Field trips to selected industrial units are arranged to expose trainees to operational conditions. For those lacking in industrial experience, in-plant training is arranged for six hours daily in suitable factories for as long as required. A well-equipped technical training workshop has been set up by the Corporations to develop industrial skills among new trainees and offers product and development opportunities.

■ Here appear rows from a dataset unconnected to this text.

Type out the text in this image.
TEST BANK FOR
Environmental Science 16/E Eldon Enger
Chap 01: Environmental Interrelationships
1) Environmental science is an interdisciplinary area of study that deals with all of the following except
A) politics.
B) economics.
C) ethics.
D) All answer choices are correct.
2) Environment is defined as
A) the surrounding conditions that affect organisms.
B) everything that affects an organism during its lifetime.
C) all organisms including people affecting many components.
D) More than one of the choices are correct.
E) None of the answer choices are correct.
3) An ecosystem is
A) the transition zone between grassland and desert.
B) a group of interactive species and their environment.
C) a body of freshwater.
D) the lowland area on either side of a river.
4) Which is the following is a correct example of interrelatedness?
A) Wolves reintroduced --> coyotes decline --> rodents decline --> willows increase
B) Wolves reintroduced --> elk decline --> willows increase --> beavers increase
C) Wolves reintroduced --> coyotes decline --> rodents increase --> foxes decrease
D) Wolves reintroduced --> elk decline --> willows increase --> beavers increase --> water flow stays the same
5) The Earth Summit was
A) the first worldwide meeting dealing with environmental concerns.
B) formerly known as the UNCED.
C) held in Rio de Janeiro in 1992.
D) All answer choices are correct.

Follow-up: Post-training support

Factory sheds and industrial plots with power, water, roads and drainage have been set up in some 150 different industrial locations (estates). Gujarat State Financial Corporation finances industries up to Rs.3 million each and also operates the innovative New Entrepreneurs Scheme providing need-based finance. The Gujarat Small Industries Corporation distributes scarce raw materials and provides machinery on a hire-purchase basis, as well as marketing assistance. The industrial agencies with a direct stake in the scheme are getting better clients for their loans and infrastructure facilities. Since 1979, a new support organisation, Gujarat Industrial and Technical Consultancy Organisation (GITCO), has been set up to provide comprehensive project selection, implementation and management, and production and marketing support to small units.


1 V.G. Patel: Entrepreneurship development programme in India and its relevance for developing countries. Paper prepared for the Economic Development Institute of the World Bank (Ahmedabad, EDI, 1985).